Tesla bear Guggenheim is still among the biggest non-believers in the company’s overall mission and its devotion to solving self-driving.

In a new note to investors on Thursday, analyst Ronald Jewsikow reiterated his price target of $175, a nearly 50 percent drop off, with a ‘Sell’ rating, all based on skepticism regarding Tesla’s execution of the Robotaxi platform.

A few days ago, Tesla CEO Elon Musk said the company’s Robotaxi platform would open to the public in September, offering driverless rides to anyone in the Austin area within its geofence, which is roughly 90 square miles large.

Tesla CEO Elon Musk confirms Robotaxi is opening to the public: here’s when

However, Jewsikow’s skepticism regarding this timeline has to do with what’s going on inside of the vehicles. The analyst was willing to give props to Robotaxi, saying that Musk’s estimation of a September public launch would be a “key step” in offering the service to a broader population.

Where Jewsikow’s real issue lies is with Tesla’s lack of transparency on the Safety Monitors, and how bulls are willing to overlook their importance.

Much of this bullish mentality comes from the fact that the Monitors are not sitting in the driver’s seat, and they don’t have anything to do with the overall operation of the vehicle.

Musk also said last month that reducing Safety Monitors could come “in a month or two.”

Instead, they’re just there to make sure everything runs smoothly.

Jewsikow said:

“While safety drivers will remain, and no timeline has been provided for their removal, bulls have been willing to overlook the optics of safety drivers in TSLA vehicles, and we see no reason why that would change now.”

He also commented on Musk’s recent indication that Tesla was working on a 10x parameter count that could help make Full Self-Driving even more accurate.
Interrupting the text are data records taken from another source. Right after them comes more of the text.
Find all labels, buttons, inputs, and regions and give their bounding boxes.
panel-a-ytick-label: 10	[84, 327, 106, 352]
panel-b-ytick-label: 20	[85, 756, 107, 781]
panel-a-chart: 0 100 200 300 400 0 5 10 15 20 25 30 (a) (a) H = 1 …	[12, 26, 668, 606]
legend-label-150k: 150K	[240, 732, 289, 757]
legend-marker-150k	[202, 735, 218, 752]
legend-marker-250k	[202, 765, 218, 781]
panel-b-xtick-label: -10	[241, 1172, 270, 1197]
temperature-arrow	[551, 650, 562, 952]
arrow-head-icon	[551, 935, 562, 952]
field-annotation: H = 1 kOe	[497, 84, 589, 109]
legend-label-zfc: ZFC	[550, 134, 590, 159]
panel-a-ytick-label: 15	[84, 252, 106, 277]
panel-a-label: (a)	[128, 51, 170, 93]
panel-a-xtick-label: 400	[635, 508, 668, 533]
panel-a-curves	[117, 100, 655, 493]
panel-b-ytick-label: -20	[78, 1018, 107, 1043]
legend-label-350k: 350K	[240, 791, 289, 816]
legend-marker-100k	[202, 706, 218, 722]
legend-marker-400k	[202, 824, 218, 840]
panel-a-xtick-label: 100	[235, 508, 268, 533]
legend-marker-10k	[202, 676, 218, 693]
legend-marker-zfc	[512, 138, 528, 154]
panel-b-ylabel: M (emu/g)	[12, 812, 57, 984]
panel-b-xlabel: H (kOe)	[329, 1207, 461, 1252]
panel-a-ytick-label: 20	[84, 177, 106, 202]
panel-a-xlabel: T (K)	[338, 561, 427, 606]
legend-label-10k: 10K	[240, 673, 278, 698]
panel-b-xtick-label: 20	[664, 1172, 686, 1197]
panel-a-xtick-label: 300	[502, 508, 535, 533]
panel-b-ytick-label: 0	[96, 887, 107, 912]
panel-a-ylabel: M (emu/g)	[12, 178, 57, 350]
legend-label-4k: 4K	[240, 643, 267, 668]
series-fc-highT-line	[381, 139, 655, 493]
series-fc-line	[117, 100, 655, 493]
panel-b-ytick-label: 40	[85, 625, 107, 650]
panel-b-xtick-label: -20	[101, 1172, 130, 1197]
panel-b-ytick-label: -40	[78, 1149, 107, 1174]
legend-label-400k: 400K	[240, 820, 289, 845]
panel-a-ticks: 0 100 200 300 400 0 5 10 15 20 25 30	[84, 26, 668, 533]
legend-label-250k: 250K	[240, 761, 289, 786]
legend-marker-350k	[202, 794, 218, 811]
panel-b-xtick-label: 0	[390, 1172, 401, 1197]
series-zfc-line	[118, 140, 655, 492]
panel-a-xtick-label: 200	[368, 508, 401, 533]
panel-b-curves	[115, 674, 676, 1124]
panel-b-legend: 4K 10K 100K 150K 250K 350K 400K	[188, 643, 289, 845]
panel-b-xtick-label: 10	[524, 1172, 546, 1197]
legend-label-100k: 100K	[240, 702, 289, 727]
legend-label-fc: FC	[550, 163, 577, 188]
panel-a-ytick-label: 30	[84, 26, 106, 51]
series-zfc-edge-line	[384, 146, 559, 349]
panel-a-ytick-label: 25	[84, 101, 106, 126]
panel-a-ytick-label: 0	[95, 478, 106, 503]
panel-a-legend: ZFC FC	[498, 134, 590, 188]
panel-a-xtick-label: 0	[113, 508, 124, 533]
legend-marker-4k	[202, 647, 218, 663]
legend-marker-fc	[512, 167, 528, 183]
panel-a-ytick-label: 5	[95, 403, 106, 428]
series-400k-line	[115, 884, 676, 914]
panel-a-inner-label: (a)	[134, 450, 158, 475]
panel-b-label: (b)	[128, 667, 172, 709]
It could be one of the pieces to Tesla solving autonomy.

Jewsikow added:

“Perhaps most importantly for investors bullish on TSLA for the fleet of potential FSD-enabled vehicles today, the 10x higher parameter count will be able to run on the current generation of FSD hardware and inference compute.”

Elon Musk teases crazy new Tesla FSD model: here’s when it’s coming

Tesla shares are down just about 2 percent today, trading at $332.47.